Highlights & Insights

  • Decoupling LLM Generation and Algorithmic Verification is a superior paradigm for constructing benchmarks where answers can be programmatically derived from structured sources.
  • Graph-Code Pairing serves as the foundational data structure, enabling traversal algorithms to produce ground truth.
  • Fine-grained Taxonomy allows hallucinations to be "localized," pinpointing exactly whether a failure occurs at the topological, visual, or semantic level.
  • "Edge Blindness" is a clean, reproducible discovery of a universal weakness in current MLLM visual encoders.

Limitations & Future Work

  • Synthetic Dependency: Synthetic graphs rely on LLM transcription into Mermaid/Graphviz, which may have limited diversity in layout representation.
  • Backbone Scope: SFT experiments were limited to Qwen2.5-VL-7B; findings like curriculum learning failures might differ at larger scales.
  • Comparison Complexity: Performance varies wildly between sub-tasks (e.g., Graph Parsing vs.

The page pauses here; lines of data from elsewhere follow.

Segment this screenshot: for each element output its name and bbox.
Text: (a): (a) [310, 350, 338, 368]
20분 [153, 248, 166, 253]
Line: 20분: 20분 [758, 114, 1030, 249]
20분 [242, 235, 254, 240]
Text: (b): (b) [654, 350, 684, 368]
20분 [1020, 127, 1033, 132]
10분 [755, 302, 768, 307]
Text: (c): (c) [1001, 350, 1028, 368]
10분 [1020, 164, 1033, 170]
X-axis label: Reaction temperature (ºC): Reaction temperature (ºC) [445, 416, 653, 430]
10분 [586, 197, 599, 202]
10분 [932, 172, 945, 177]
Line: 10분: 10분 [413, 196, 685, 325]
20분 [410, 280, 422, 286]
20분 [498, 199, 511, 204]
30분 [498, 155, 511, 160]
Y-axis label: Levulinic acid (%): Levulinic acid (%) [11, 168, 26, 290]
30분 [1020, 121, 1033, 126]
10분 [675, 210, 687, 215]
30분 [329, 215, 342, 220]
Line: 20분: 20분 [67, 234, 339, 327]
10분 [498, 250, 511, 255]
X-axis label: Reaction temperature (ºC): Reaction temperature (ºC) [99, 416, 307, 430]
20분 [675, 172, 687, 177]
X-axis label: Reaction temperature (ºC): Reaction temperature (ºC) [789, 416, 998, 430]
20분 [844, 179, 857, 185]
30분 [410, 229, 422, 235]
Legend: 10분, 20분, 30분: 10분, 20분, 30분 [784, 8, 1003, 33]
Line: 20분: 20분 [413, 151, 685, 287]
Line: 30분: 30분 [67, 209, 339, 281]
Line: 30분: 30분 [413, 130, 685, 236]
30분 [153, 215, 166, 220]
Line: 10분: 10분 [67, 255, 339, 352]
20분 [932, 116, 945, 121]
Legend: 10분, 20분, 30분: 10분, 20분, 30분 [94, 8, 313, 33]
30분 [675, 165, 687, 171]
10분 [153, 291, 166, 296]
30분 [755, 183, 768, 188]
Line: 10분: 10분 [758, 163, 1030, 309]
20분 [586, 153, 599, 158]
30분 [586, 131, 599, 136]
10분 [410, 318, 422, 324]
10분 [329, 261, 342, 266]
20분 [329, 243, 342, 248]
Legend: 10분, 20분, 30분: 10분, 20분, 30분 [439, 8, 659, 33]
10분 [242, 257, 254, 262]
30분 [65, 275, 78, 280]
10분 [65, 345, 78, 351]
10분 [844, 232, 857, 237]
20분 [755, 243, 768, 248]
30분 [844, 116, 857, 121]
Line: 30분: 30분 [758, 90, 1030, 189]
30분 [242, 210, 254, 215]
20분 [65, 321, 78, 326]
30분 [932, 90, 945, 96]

Localization), making it difficult to define a single "unified" difficulty.
  • Prospects: Addressing "edge blindness" in visual encoders and developing better memory scheduling to avoid catastrophic forgetting in curriculum learning.
  • Comparison to Synthetic Benchmarks (GITA/VGA): These use non-semantic synthetic graphs for pure topology; Ours integrates real-world semantics and visual complexity.
  • Comparison to Process Benchmarks (FlowVQA/FlowCE): FlowVQA inherits LLM bias via scoring; FlowCE lacks scale. Ours achieves both scale and objectivity through algorithmic verification.

Rating

  • Novelty: ⭐⭐⭐⭐⭐ (First unified benchmark for complex directed graph hallucinations; solid decoupling paradigm.)
  • Experimental Thoroughness: ⭐⭐⭐⭐⭐ (Evaluated 13 models across 12 sub-tasks with specialized SFT explorations.)
  • Writing Quality: ⭐⭐⭐⭐ (Clear taxonomy and key findings, though dense tables require effort to parse.)
  • Value: ⭐⭐⭐⭐⭐ (Provides a diagnostic foundation for advancing robust graph understanding in MLLMs.)